To ensure SME operations are being generated by the schedules, tests to check SME assembly instructions after compilation will also be created.

Drawbacks

Adding new schedules that utilize SME creates additional complexity in the codebase and may create a maintenance burden in the future, however, this should be outweighed by the potential performance benefits.

Testing SME code generation using a simulator will add additional burden on CI, however, until devices that implement SME are available, this is the only option for checking functional correctness.

Prior art

There is initial work in MLIR to enable lowering from the linalg dialect to LLVM SME intrinsics. Detailed discussion can be found in the RFC, although, it should be noted that the current approach differs from the original proposal. MLIR has additional stages of lowering that need to be stitched together to produce SME, while the proposal for TVM will add SME LLVM intrinsics directly within the schedule.

Similar tensor intrinsics that use LLVM intrinsics have been contributed to TVM for the Advanced Matrix Extension (AMX).

Unresolved questions

The “Reference-level explanation” section exposes several design choices, it would be good to hear thoughts from the community.

Future possibilities

Streaming-SVE support

SME also supports running many SVE instructions while in streaming-mode to benefit from an extended SVL vector length (depending on the hardware implementation). Schedules that utilize SVE instructions may be able to benefit from a compatible streaming-mode annotation, for example,

T.func_attr({"aarch64_pstate_sm": "compatible"})

thus allowing the schedule to be compiled for either SVE or SSVE depending on hardware support with minimal alteration.

Auto-tensorization

This RFC will implement several tensor intrinsics that utilize SME operations. These intrinsics could be exposed to the Meta Scheduler to allow for automatic tensorization of the input graph.

SME2 support

This RFC currently only considers SME. SME2 is the next iteration of SME that enables a wider range of applications to leverage the computational efficiency of SME. One notable improvement is support for matrix-vector operations.

Applying SME schedules to the Relax compilation flow

This RFC has currently considered using SME schedules in the Relay compilation flow.

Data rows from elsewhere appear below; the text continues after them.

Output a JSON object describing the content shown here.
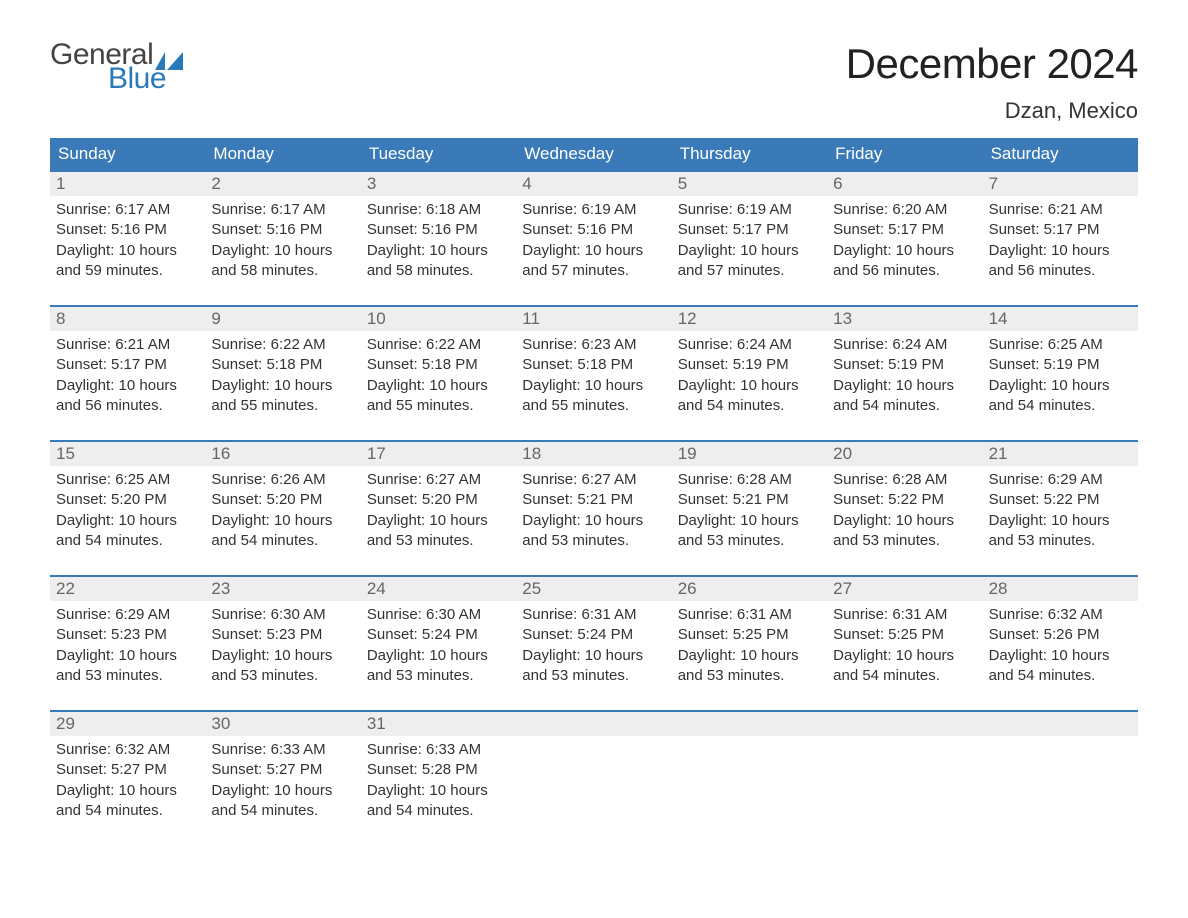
{
  "logo": {
    "text_general": "General",
    "text_blue": "Blue",
    "flag_color": "#2a7ab9"
  },
  "header": {
    "month_title": "December 2024",
    "location": "Dzan, Mexico"
  },
  "colors": {
    "header_bg": "#3a7ab8",
    "header_text": "#ffffff",
    "row_border": "#3a7ab8",
    "daynum_bg": "#eeeeee",
    "daynum_text": "#666666",
    "body_text": "#333333",
    "background": "#ffffff"
  },
  "typography": {
    "title_fontsize": 42,
    "location_fontsize": 22,
    "weekday_fontsize": 17,
    "daynum_fontsize": 17,
    "body_fontsize": 15
  },
  "calendar": {
    "weekdays": [
      "Sunday",
      "Monday",
      "Tuesday",
      "Wednesday",
      "Thursday",
      "Friday",
      "Saturday"
    ],
    "weeks": [
      [
        {
          "n": "1",
          "sunrise": "Sunrise: 6:17 AM",
          "sunset": "Sunset: 5:16 PM",
          "day1": "Daylight: 10 hours",
          "day2": "and 59 minutes."
        },
        {
          "n": "2",
          "sunrise": "Sunrise: 6:17 AM",
          "sunset": "Sunset: 5:16 PM",
          "day1": "Daylight: 10 hours",
          "day2": "and 58 minutes."
        },
        {
          "n": "3",
          "sunrise": "Sunrise: 6:18 AM",
          "sunset": "Sunset: 5:16 PM",
          "day1": "Daylight: 10 hours",
          "day2": "and 58 minutes."
        },
        {
          "n": "4",
          "sunrise": "Sunrise: 6:19 AM",
          "sunset": "Sunset: 5:16 PM",
          "day1": "Daylight: 10 hours",
          "day2": "and 57 minutes."
        },
        {
          "n": "5",
          "sunrise": "Sunrise: 6:19 AM",
          "sunset": "Sunset: 5:17 PM",
          "day1": "Daylight: 10 hours",
          "day2": "and 57 minutes."
        },
        {
          "n": "6",
          "sunrise": "Sunrise: 6:20 AM",
          "sunset": "Sunset: 5:17 PM",
          "day1": "Daylight: 10 hours",
          "day2": "and 56 minutes."
        },
        {
          "n": "7",
          "sunrise": "Sunrise: 6:21 AM",
          "sunset": "Sunset: 5:17 PM",
          "day1": "Daylight: 10 hours",
          "day2": "and 56 minutes."
        }
      ],
      [
        {
          "n": "8",
          "sunrise": "Sunrise: 6:21 AM",
          "sunset": "Sunset: 5:17 PM",
          "day1": "Daylight: 10 hours",
          "day2": "and 56 minutes."
        },
        {
          "n": "9",
          "sunrise": "Sunrise: 6:22 AM",
          "sunset": "Sunset: 5:18 PM",
          "day1": "Daylight: 10 hours",
          "day2": "and 55 minutes."
        },
        {
          "n": "10",
          "sunrise": "Sunrise: 6:22 AM",
          "sunset": "Sunset: 5:18 PM",
          "day1": "Daylight: 10 hours",
          "day2": "and 55 minutes."
        },
        {
          "n": "11",
          "sunrise": "Sunrise: 6:23 AM",
          "sunset": "Sunset: 5:18 PM",
          "day1": "Daylight: 10 hours",
          "day2": "and 55 minutes."
        },
        {
          "n": "12",
          "sunrise": "Sunrise: 6:24 AM",
          "sunset": "Sunset: 5:19 PM",
          "day1": "Daylight: 10 hours",
          "day2": "and 54 minutes."
        },
        {
          "n": "13",
          "sunrise": "Sunrise: 6:24 AM",
          "sunset": "Sunset: 5:19 PM",
          "day1": "Daylight: 10 hours",
          "day2": "and 54 minutes."
        },
        {
          "n": "14",
          "sunrise": "Sunrise: 6:25 AM",
          "sunset": "Sunset: 5:19 PM",
          "day1": "Daylight: 10 hours",
          "day2": "and 54 minutes."
        }
      ],
      [
        {
          "n": "15",
          "sunrise": "Sunrise: 6:25 AM",
          "sunset": "Sunset: 5:20 PM",
          "day1": "Daylight: 10 hours",
          "day2": "and 54 minutes."
        },
        {
          "n": "16",
          "sunrise": "Sunrise: 6:26 AM",
          "sunset": "Sunset: 5:20 PM",
          "day1": "Daylight: 10 hours",
          "day2": "and 54 minutes."
        },
        {
          "n": "17",
          "sunrise": "Sunrise: 6:27 AM",
          "sunset": "Sunset: 5:20 PM",
          "day1": "Daylight: 10 hours",
          "day2": "and 53 minutes."
        },
        {
          "n": "18",
          "sunrise": "Sunrise: 6:27 AM",
          "sunset": "Sunset: 5:21 PM",
          "day1": "Daylight: 10 hours",
          "day2": "and 53 minutes."
        },
        {
          "n": "19",
          "sunrise": "Sunrise: 6:28 AM",
          "sunset": "Sunset: 5:21 PM",
          "day1": "Daylight: 10 hours",
          "day2": "and 53 minutes."
        },
        {
          "n": "20",
          "sunrise": "Sunrise: 6:28 AM",
          "sunset": "Sunset: 5:22 PM",
          "day1": "Daylight: 10 hours",
          "day2": "and 53 minutes."
        },
        {
          "n": "21",
          "sunrise": "Sunrise: 6:29 AM",
          "sunset": "Sunset: 5:22 PM",
          "day1": "Daylight: 10 hours",
          "day2": "and 53 minutes."
        }
      ],
      [
        {
          "n": "22",
          "sunrise": "Sunrise: 6:29 AM",
          "sunset": "Sunset: 5:23 PM",
          "day1": "Daylight: 10 hours",
          "day2": "and 53 minutes."
        },
        {
          "n": "23",
          "sunrise": "Sunrise: 6:30 AM",
          "sunset": "Sunset: 5:23 PM",
          "day1": "Daylight: 10 hours",
          "day2": "and 53 minutes."
        },
        {
          "n": "24",
          "sunrise": "Sunrise: 6:30 AM",
          "sunset": "Sunset: 5:24 PM",
          "day1": "Daylight: 10 hours",
          "day2": "and 53 minutes."
        },
        {
          "n": "25",
          "sunrise": "Sunrise: 6:31 AM",
          "sunset": "Sunset: 5:24 PM",
          "day1": "Daylight: 10 hours",
          "day2": "and 53 minutes."
        },
        {
          "n": "26",
          "sunrise": "Sunrise: 6:31 AM",
          "sunset": "Sunset: 5:25 PM",
          "day1": "Daylight: 10 hours",
          "day2": "and 53 minutes."
        },
        {
          "n": "27",
          "sunrise": "Sunrise: 6:31 AM",
          "sunset": "Sunset: 5:25 PM",
          "day1": "Daylight: 10 hours",
          "day2": "and 54 minutes."
        },
        {
          "n": "28",
          "sunrise": "Sunrise: 6:32 AM",
          "sunset": "Sunset: 5:26 PM",
          "day1": "Daylight: 10 hours",
          "day2": "and 54 minutes."
        }
      ],
      [
        {
          "n": "29",
          "sunrise": "Sunrise: 6:32 AM",
          "sunset": "Sunset: 5:27 PM",
          "day1": "Daylight: 10 hours",
          "day2": "and 54 minutes."
        },
        {
          "n": "30",
          "sunrise": "Sunrise: 6:33 AM",
          "sunset": "Sunset: 5:27 PM",
          "day1": "Daylight: 10 hours",
          "day2": "and 54 minutes."
        },
        {
          "n": "31",
          "sunrise": "Sunrise: 6:33 AM",
          "sunset": "Sunset: 5:28 PM",
          "day1": "Daylight: 10 hours",
          "day2": "and 54 minutes."
        },
        null,
        null,
        null,
        null
      ]
    ]
  }
}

This flow consists of registering compute and schedule definitions in TOPI and applying them via the Relay strategy. This is considered in the “Registering STIR SME schedules in Relay Strategy” section above. As a result, the following components will be provided: a TE compute definition, a STIR schedule and a strategy that matches a compute definition to a schedule based on the annotated name of a block.

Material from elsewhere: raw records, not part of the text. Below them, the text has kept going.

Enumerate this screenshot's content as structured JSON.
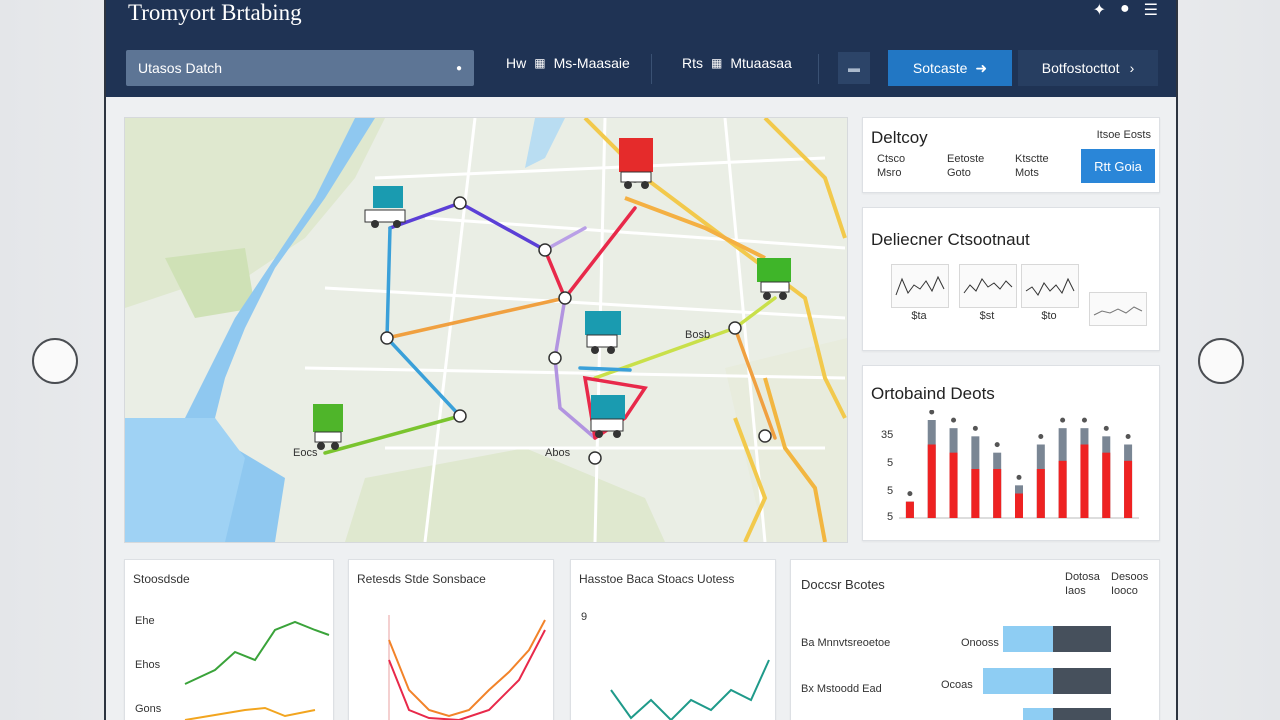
{
  "app": {
    "title": "Tromyort Brtabing"
  },
  "topbar_icons": [
    "pin-icon",
    "bell-icon",
    "menu-icon"
  ],
  "toolbar": {
    "search_value": "Utasos Datch",
    "filter1_label": "Hw",
    "filter1_value": "Ms-Maasaie",
    "filter2_label": "Rts",
    "filter2_value": "Mtuaasaa",
    "secondary_label": "Sotcaste",
    "dark_label": "Botfostocttot"
  },
  "deliveries": {
    "title": "Deltcoy",
    "right_label": "Itsoe Eosts",
    "cols": [
      {
        "line1": "Ctsco",
        "line2": "Msro"
      },
      {
        "line1": "Eetoste",
        "line2": "Goto"
      },
      {
        "line1": "Ktsctte",
        "line2": "Mots"
      }
    ],
    "button_label": "Rtt Goia"
  },
  "delivery_status": {
    "title": "Deliecner Ctsootnaut",
    "labels": [
      "$ta",
      "$st",
      "$to"
    ]
  },
  "orders": {
    "title": "Ortobaind Deots",
    "ticks": [
      "35",
      "5",
      "5",
      "5"
    ],
    "chart_data": {
      "type": "bar",
      "bar_values": [
        2,
        9,
        8,
        6,
        6,
        3,
        6,
        7,
        9,
        8,
        7
      ],
      "cap_values": [
        2,
        12,
        11,
        10,
        8,
        4,
        9,
        11,
        11,
        10,
        9
      ],
      "colors": {
        "bar": "#ee2222",
        "cap": "#7a8694"
      }
    }
  },
  "bottom": {
    "card1": {
      "title": "Stoosdsde",
      "ticks": [
        "Ehe",
        "Ehos",
        "Gons"
      ]
    },
    "card2": {
      "title": "Retesds Stde Sonsbace"
    },
    "card3": {
      "title": "Hasstoe Baca Stoacs Uotess",
      "tick": "9"
    },
    "card4": {
      "title": "Doccsr Bcotes",
      "col1": {
        "line1": "Dotosa",
        "line2": "Iaos"
      },
      "col2": {
        "line1": "Desoos",
        "line2": "Iooco"
      },
      "rows": [
        {
          "label": "Ba Mnnvtsreoetoe",
          "tag": "Onooss"
        },
        {
          "label": "Bx Mstoodd Ead",
          "tag": "Ocoas"
        }
      ]
    }
  },
  "map_labels": [
    "Eocs",
    "Abos",
    "Bosb"
  ]
}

The Relax compilation flow takes a different approach whereby scheduling is completed as an IRModule -> IRModule transform pass. The pass should be able to detect a pattern of the compute definition and apply the relevant scheduling. In the simplest form, it's possible to produce a pass that identifies blocks with the same annotated name and apply the previously defined STIR schedule to each matched block at a time. This pass can be contributed and applied as part of the dlight package.